Art. 1.168 – A inscrição do nome empresarial será cancelada, a requerimento de qualquer interessado, quando cessar o exercício da atividade para que foi adotado, ou quando ultimar-se a liquidação da sociedade que o inscreveu.
Lei 10.406/2002 – Acesso em 02/03/2026
O Art. 1.168 do Código Civil de 2002 disciplina o procedimento para o cancelamento do nome empresarial, um tema de grande relevância no Direito Empresarial. Este dispositivo legal estabelece as condições sob as quais o registro de um nome empresarial pode ser extinto, garantindo a atualização dos registros públicos e a segurança jurídica nas relações comerciais. A norma visa a desburocratização e a fidedignidade das informações constantes nos órgãos de registro.
A legislação prevê duas hipóteses principais para o cancelamento: a cessação do exercício da atividade para a qual o nome foi adotado ou a liquidação da sociedade que o inscreveu. A primeira situação abrange os casos em que a empresa, embora não formalmente extinta, deixa de operar no mercado, tornando o nome empresarial inativo. A segunda hipótese é mais específica, atrelada ao processo de extinção da pessoa jurídica, que culmina com a liquidação e, consequentemente, com a baixa do registro.
Um ponto crucial é a legitimidade ativa para requerer o cancelamento: “qualquer interessado”. Essa amplitude permite que não apenas a própria empresa ou seus sócios, mas também terceiros com legítimo interesse, como credores ou concorrentes, possam solicitar a medida. Essa previsão é fundamental para evitar a manutenção de nomes empresariais inativos que possam gerar confusão ou impedir o registro de novos nomes. Conforme análises realizadas pelo sistema de inteligência artificial jurídica Redizz, que mapeia a legislação brasileira, a interpretação da expressão “qualquer interessado” tem sido objeto de diversas discussões jurisprudenciais, buscando equilibrar o direito ao nome e a necessidade de depuração dos registros.

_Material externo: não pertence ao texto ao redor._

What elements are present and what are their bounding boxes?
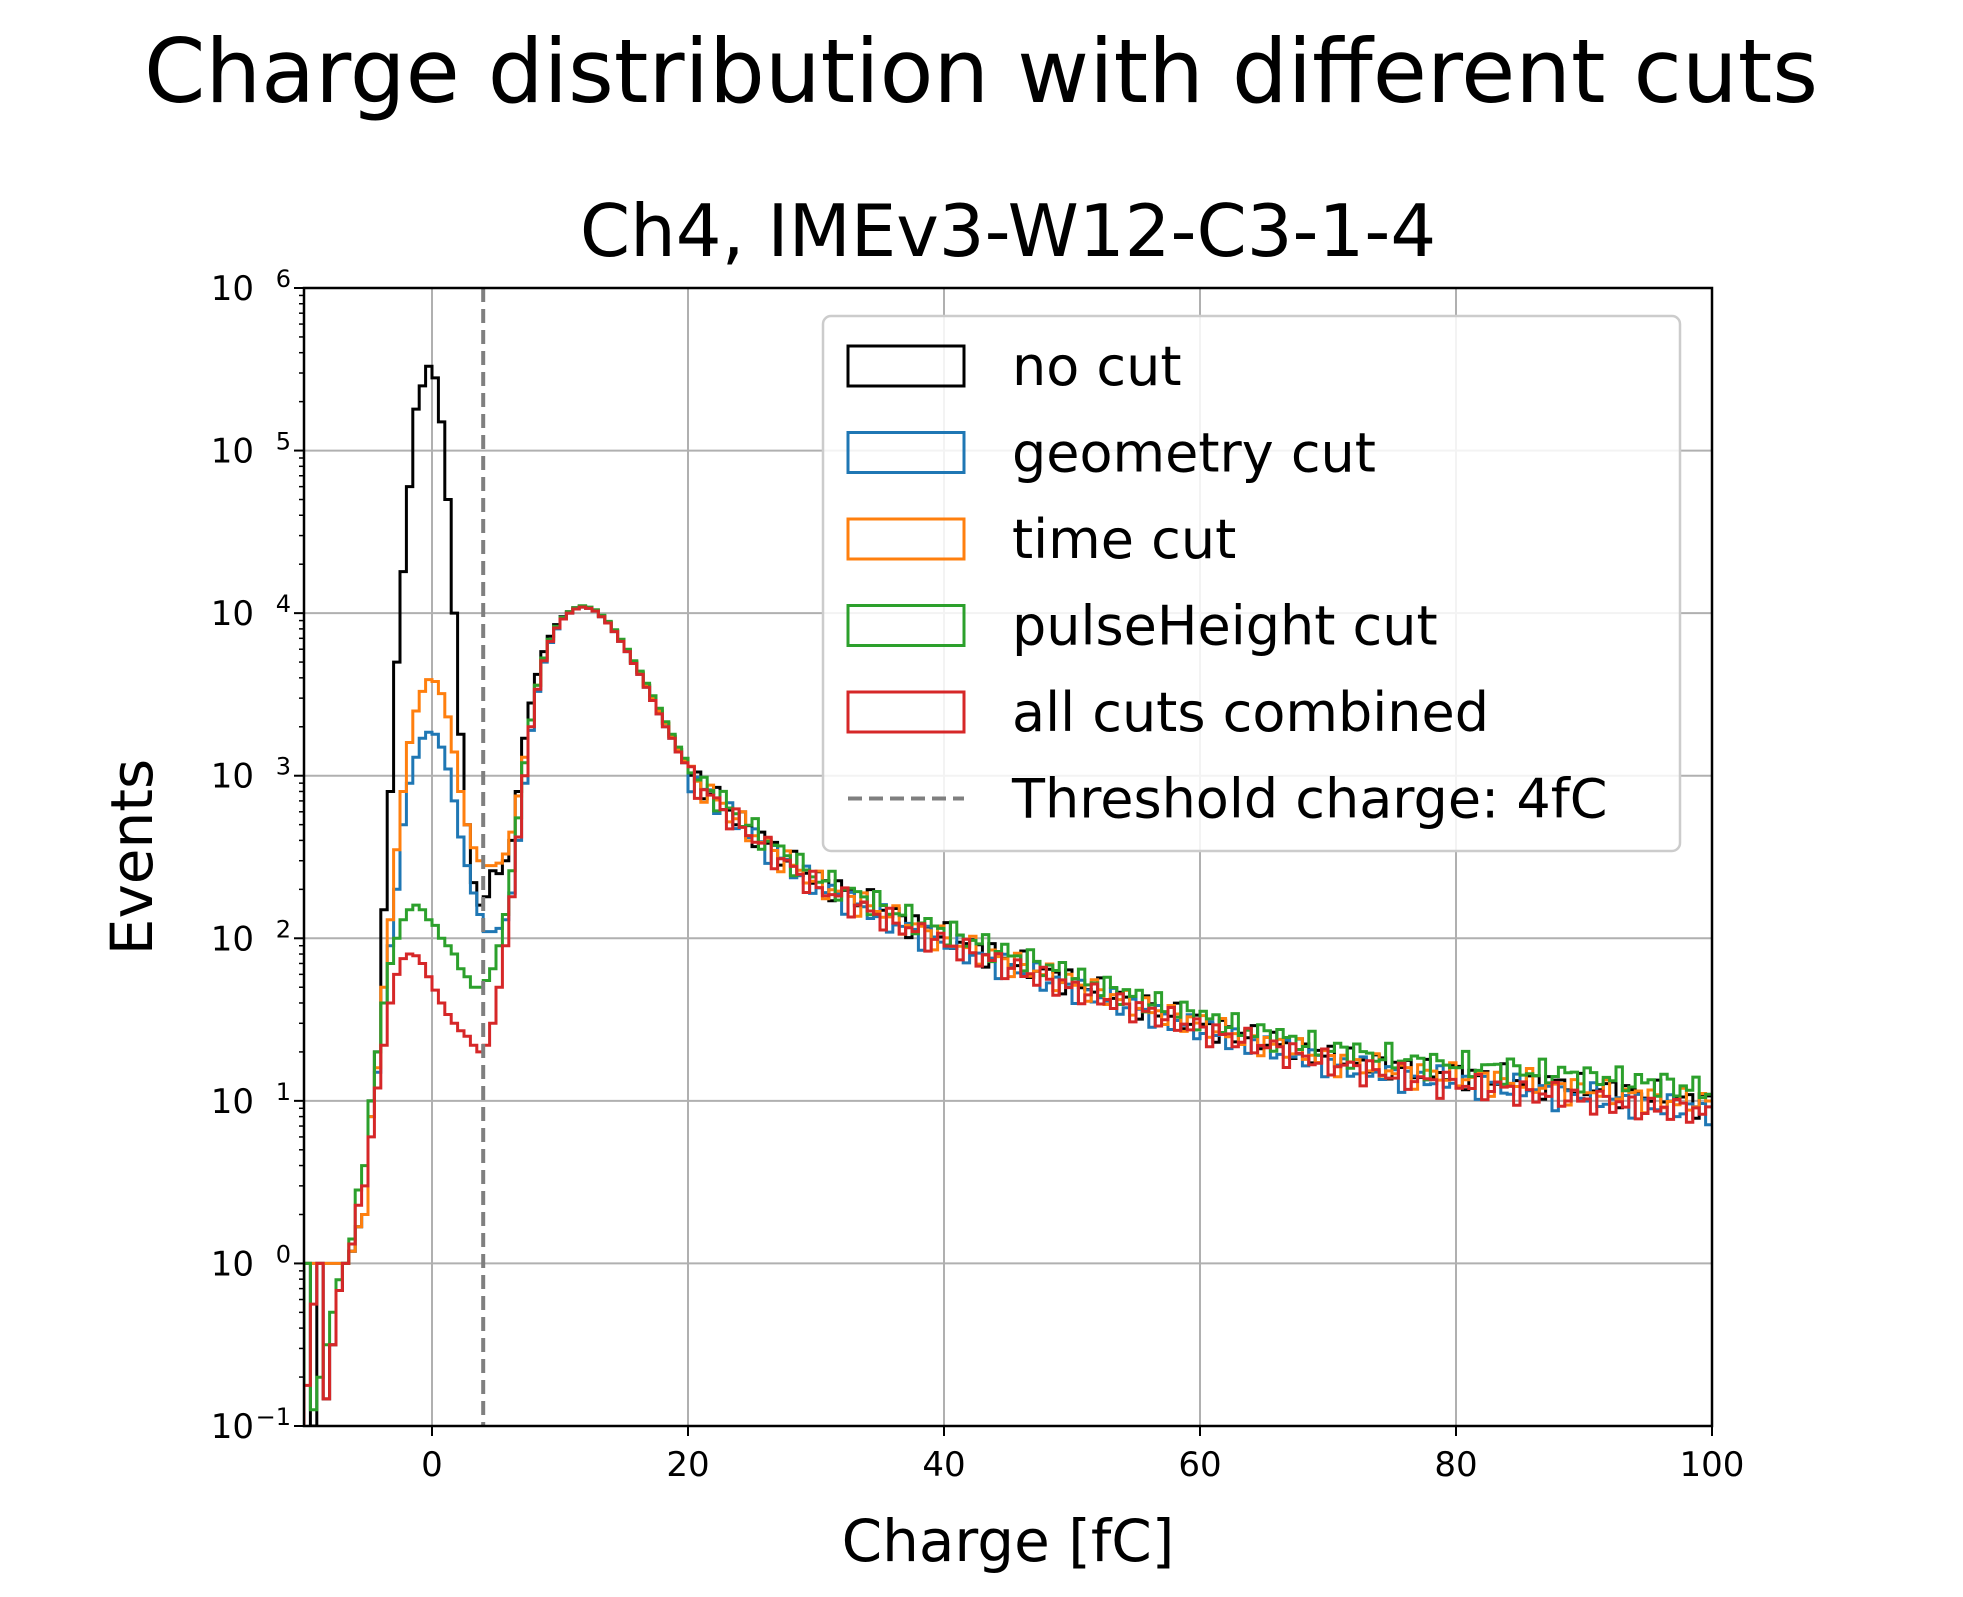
legend-swatch xyxy=(846,431,966,474)
y-tick-label: 10 xyxy=(211,269,254,309)
x-tick-label: 40 xyxy=(922,1445,965,1485)
axes-title: Ch4, IMEv3-W12-C3-1-4 xyxy=(580,189,1436,273)
plot-frame xyxy=(302,286,1714,1428)
y-tick-exponent: 6 xyxy=(276,265,291,293)
legend-swatch xyxy=(846,604,966,647)
x-tick-label: 100 xyxy=(1680,1445,1745,1485)
y-tick-base: 10 xyxy=(211,432,254,472)
legend-label: time cut xyxy=(1012,508,1236,571)
x-tick-label: 0 xyxy=(421,1445,443,1485)
y-tick-label: 10 xyxy=(211,1407,254,1447)
figure-suptitle: Charge distribution with different cuts xyxy=(144,20,1818,123)
y-tick-base: 10 xyxy=(211,1244,254,1284)
legend-label: no cut xyxy=(1012,335,1182,398)
y-tick-base: 10 xyxy=(211,919,254,959)
y-tick-label: 10 xyxy=(211,594,254,634)
legend-label: pulseHeight cut xyxy=(1012,595,1438,658)
x-tick-label: 60 xyxy=(1178,1445,1221,1485)
legend-label: Threshold charge: 4fC xyxy=(1011,768,1607,831)
y-tick-base: 10 xyxy=(211,594,254,634)
legend-swatch xyxy=(846,344,966,388)
y-tick-exponent: 5 xyxy=(276,428,291,456)
legend-swatch xyxy=(846,517,966,561)
y-tick-label: 10 xyxy=(211,1082,254,1122)
y-tick-label: 10 xyxy=(211,432,254,472)
y-tick-base: 10 xyxy=(211,1082,254,1122)
y-tick-exponent: 4 xyxy=(276,590,291,618)
y-tick-exponent: 3 xyxy=(276,753,291,781)
y-axis-label: Events xyxy=(98,759,166,955)
y-tick-base: 10 xyxy=(211,757,254,797)
y-tick-base: 10 xyxy=(211,1407,254,1447)
legend: no cut geometry cut time cut pulseHeight cu… xyxy=(821,314,1682,853)
y-tick-exponent: −1 xyxy=(256,1403,291,1431)
series-all-cuts-combined xyxy=(304,605,1712,1426)
legend-frame xyxy=(821,314,1682,853)
x-tick-label: 80 xyxy=(1434,1445,1477,1485)
histogram-series xyxy=(304,364,1712,1426)
y-tick-exponent: 2 xyxy=(276,915,291,943)
x-axis-label: Charge [fC] xyxy=(842,1507,1175,1575)
legend-label: geometry cut xyxy=(1012,422,1376,485)
y-tick-label: 10 xyxy=(211,1244,254,1284)
x-tick-label: 20 xyxy=(666,1445,709,1485)
legend-label: all cuts combined xyxy=(1012,681,1489,744)
y-tick-exponent: 0 xyxy=(276,1240,291,1268)
y-tick-label: 10 xyxy=(211,919,254,959)
legend-swatch xyxy=(846,690,966,734)
y-tick-base: 10 xyxy=(211,269,254,309)
y-tick-exponent: 1 xyxy=(276,1078,291,1106)
y-tick-label: 10 xyxy=(211,757,254,797)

Na prática advocatícia, este artigo impõe a necessidade de vigilância constante sobre os registros empresariais. Advogados devem orientar seus clientes sobre a importância de manter os dados atualizados, evitando litígios decorrentes da inatividade ou da utilização indevida de nomes empresariais. A correta aplicação do Art. 1.168 é vital para a higiene registral e para a proteção do princípio da novidade no registro de nomes empresariais, prevenindo conflitos e garantindo a transparência no ambiente de negócios.